I once read this article about Sam Beam from the band Iron and Wine. He was talking about how his wife was an artist too, but that after she gave birth to the first of their five daughters she knew she could never create anything as perfect and beautiful with her artwork, so she became a midwife instead. I've never forgotten that.
The birth of my daughter was different than everything I expected. She wasn't born in June. I took the epidural. I never listened to my birth playlist during the 48 hours it took. In the fourth hour of pushing her into the world, I swore I wanted to give up and that I couldn't do it. I begged for them to use the vacuum to help get her out from behind my small pelvis. Because of the meconium that covered her when she finally emerged, Scott had to cut the umbilical cord immediately instead of waiting three minutes so our daughter could hopefully learn to read and write sooner based on some study I saw on The Today Show. She went into a warming bed to get cleaned and examined before coming to my chest. When she did, I was in utter shock and all I could do was hold her. But of course, now I understand what Sam Beam's wife meant about childbirth more than I ever could. It was the hardest, messiest moment of my life and it was the most beautiful.

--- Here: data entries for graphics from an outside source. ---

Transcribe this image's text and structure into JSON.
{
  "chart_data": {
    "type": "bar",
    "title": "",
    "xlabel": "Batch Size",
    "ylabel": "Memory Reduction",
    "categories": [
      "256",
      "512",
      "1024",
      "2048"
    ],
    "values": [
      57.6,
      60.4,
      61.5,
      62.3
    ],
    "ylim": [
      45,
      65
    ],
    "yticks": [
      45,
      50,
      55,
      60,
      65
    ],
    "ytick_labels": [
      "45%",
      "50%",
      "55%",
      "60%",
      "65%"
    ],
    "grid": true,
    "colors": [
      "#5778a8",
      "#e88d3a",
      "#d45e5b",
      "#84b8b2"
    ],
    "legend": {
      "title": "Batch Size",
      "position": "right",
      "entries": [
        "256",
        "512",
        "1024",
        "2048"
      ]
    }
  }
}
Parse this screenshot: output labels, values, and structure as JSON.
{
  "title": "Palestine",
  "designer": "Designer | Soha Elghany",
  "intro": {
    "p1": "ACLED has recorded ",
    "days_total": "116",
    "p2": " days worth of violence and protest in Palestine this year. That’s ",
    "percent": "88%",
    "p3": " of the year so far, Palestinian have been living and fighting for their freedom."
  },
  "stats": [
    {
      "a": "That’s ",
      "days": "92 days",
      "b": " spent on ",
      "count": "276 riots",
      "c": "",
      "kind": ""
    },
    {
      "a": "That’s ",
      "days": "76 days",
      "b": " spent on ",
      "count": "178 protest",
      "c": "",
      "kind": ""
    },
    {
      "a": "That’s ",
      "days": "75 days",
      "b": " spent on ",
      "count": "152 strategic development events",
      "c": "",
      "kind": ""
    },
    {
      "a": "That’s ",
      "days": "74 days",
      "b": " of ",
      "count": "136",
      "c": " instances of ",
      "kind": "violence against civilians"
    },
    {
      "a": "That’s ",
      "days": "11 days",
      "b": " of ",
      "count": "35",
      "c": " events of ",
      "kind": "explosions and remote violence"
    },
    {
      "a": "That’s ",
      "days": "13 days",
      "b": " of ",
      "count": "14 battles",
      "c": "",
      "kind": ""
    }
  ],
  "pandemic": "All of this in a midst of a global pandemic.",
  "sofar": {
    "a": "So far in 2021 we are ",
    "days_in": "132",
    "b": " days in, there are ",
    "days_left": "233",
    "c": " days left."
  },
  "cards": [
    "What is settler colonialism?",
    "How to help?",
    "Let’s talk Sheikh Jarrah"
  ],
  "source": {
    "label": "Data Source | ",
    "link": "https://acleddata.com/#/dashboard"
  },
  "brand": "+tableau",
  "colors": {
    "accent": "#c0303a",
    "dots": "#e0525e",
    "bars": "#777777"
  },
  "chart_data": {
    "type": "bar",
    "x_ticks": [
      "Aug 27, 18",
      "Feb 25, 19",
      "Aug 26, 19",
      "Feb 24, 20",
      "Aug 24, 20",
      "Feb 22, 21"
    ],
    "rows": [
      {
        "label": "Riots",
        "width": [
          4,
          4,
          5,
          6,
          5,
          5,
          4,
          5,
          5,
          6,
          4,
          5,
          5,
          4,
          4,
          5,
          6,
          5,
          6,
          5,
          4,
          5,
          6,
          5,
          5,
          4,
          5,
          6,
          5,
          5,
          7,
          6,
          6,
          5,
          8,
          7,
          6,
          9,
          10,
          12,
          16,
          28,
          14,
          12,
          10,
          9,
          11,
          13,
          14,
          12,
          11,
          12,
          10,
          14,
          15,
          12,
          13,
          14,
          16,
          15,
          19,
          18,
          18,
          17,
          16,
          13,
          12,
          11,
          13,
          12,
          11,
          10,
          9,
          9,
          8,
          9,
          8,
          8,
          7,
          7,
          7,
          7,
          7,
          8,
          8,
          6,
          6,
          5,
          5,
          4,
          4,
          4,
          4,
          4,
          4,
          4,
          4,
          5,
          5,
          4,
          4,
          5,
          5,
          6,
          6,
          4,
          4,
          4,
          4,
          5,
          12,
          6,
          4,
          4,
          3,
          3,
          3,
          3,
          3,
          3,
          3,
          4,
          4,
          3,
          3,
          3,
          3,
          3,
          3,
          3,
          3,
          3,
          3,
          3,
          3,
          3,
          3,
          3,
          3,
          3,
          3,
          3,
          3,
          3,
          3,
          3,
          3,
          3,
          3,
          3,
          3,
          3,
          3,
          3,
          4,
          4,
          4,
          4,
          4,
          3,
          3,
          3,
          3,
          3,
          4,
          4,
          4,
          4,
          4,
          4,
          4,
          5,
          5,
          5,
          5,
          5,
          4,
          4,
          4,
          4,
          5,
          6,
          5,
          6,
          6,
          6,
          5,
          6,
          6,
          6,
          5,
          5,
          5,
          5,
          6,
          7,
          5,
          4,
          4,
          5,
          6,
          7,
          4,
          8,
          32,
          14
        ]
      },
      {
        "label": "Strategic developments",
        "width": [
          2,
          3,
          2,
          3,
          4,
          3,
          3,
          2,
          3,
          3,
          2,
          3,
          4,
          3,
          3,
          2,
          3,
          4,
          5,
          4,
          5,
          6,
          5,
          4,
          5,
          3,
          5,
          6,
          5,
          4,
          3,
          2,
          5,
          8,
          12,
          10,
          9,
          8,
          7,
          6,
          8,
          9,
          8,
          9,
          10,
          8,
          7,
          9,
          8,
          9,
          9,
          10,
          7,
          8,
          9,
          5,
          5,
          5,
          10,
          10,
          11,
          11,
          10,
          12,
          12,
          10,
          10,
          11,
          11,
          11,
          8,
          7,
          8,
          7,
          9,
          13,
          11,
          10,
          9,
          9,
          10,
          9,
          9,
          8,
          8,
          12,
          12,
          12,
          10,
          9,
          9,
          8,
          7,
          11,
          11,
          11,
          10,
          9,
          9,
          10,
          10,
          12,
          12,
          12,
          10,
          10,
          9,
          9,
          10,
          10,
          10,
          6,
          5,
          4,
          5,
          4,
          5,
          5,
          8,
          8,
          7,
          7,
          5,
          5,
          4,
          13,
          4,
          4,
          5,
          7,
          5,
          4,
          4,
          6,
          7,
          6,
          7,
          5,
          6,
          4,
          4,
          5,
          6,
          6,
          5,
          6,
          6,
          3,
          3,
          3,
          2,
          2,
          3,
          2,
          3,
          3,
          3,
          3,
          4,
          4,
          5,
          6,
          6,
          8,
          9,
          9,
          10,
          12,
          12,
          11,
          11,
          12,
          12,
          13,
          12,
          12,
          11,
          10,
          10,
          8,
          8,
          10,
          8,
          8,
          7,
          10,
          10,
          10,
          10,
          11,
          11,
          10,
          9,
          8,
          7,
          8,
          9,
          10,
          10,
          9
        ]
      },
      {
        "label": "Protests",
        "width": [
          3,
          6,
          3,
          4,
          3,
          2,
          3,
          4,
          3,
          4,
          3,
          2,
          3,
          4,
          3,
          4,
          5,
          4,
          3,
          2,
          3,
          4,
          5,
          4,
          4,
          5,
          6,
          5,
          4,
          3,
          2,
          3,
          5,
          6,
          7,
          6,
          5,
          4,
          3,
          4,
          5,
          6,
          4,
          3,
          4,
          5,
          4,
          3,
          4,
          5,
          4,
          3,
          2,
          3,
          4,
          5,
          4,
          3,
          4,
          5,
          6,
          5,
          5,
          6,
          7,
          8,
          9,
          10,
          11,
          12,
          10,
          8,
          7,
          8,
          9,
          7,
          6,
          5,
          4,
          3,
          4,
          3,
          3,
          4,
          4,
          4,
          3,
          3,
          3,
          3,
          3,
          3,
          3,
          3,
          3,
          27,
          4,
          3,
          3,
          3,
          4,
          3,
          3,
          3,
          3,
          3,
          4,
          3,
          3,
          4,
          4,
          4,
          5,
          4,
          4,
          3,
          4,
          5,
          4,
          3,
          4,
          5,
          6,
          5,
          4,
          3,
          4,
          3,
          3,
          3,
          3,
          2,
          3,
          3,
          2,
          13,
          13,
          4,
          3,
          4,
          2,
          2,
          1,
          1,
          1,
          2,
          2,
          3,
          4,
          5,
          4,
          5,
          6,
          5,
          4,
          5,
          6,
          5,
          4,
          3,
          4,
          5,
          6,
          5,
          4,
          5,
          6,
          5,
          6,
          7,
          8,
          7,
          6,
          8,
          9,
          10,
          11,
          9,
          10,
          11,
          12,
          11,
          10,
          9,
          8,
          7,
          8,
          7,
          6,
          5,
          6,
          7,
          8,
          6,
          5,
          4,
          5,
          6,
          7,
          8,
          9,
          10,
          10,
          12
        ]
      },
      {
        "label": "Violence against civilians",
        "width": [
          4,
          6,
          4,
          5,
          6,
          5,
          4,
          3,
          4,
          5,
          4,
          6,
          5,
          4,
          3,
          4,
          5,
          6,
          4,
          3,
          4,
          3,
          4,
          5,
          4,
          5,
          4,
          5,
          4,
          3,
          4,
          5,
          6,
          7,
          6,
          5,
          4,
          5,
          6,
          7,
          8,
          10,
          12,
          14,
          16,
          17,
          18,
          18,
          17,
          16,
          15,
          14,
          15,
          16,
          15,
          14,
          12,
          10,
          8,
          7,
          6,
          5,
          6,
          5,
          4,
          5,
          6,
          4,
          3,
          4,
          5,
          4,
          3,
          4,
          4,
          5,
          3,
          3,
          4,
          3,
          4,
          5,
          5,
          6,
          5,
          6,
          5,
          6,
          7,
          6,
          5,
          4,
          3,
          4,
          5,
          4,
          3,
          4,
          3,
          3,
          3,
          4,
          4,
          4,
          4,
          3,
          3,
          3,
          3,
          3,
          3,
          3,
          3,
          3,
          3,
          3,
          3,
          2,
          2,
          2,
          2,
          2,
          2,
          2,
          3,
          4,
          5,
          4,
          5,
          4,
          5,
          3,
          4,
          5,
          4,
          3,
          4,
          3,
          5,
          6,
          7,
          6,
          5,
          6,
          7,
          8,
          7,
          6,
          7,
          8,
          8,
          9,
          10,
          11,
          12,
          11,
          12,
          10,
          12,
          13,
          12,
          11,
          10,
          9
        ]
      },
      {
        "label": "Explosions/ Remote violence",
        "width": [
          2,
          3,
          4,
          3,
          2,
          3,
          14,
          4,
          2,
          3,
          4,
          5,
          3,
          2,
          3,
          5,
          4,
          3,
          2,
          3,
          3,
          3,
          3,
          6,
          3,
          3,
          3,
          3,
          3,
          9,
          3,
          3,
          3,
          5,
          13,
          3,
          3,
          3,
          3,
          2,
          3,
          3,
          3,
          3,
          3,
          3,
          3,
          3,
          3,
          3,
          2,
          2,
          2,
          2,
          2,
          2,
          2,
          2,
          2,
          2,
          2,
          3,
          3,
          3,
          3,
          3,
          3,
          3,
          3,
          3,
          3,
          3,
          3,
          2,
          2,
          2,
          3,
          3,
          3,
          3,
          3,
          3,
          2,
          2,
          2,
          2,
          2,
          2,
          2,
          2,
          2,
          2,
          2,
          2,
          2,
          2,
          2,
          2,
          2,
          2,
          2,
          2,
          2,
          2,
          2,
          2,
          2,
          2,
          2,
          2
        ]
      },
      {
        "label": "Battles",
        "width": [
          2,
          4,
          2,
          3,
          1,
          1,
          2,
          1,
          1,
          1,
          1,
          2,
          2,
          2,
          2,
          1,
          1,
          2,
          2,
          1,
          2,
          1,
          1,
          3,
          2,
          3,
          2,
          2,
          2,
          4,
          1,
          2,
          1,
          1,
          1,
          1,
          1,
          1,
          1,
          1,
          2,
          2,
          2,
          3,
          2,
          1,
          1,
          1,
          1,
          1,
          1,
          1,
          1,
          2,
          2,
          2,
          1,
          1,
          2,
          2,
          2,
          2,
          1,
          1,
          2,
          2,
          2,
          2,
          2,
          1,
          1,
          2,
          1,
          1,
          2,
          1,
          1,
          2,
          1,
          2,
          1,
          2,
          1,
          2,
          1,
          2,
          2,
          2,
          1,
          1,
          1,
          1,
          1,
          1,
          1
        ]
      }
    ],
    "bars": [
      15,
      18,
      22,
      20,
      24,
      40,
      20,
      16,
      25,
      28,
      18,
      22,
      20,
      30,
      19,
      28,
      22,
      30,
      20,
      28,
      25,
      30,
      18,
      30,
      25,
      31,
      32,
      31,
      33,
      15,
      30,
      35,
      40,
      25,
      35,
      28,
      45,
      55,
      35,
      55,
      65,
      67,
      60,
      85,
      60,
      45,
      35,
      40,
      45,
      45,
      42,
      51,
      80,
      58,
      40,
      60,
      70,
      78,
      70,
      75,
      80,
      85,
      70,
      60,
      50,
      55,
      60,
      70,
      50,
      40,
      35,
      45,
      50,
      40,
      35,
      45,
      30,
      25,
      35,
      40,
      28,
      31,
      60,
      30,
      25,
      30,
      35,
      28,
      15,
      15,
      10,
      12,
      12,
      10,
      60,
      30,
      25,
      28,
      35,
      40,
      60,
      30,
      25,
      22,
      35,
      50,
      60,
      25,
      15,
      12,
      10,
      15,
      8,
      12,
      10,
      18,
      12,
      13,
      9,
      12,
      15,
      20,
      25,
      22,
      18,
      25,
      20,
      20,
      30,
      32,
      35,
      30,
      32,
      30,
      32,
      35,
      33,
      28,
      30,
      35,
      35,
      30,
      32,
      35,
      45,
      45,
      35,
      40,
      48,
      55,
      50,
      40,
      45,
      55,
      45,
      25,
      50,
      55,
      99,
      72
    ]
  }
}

The day following her delivery, one of the doctors who first examined me came to our recovery room. Scott was sleeping in the corner on some chair-bed that's comfortability and material reminded me of a restaurant booth. I could feel our first baby's hot breath against my chest as the sun was rising behind the soft, grey marine layer and I was listening to Iron and Wine and crying because I felt all of those details like I never had before. I was different now. The doctor didn't say anything about my tears when she walked to the side of my hospital bed. She just talked to me about how tough the delivery sounded and how proud of me she was even though we only met one night at 3 a.m. while she was examining my cervix. "You were a caterpillar and now you are a butterfly" she told me. And that's the best way I can describe the experience of bringing Avalon Wild into the world.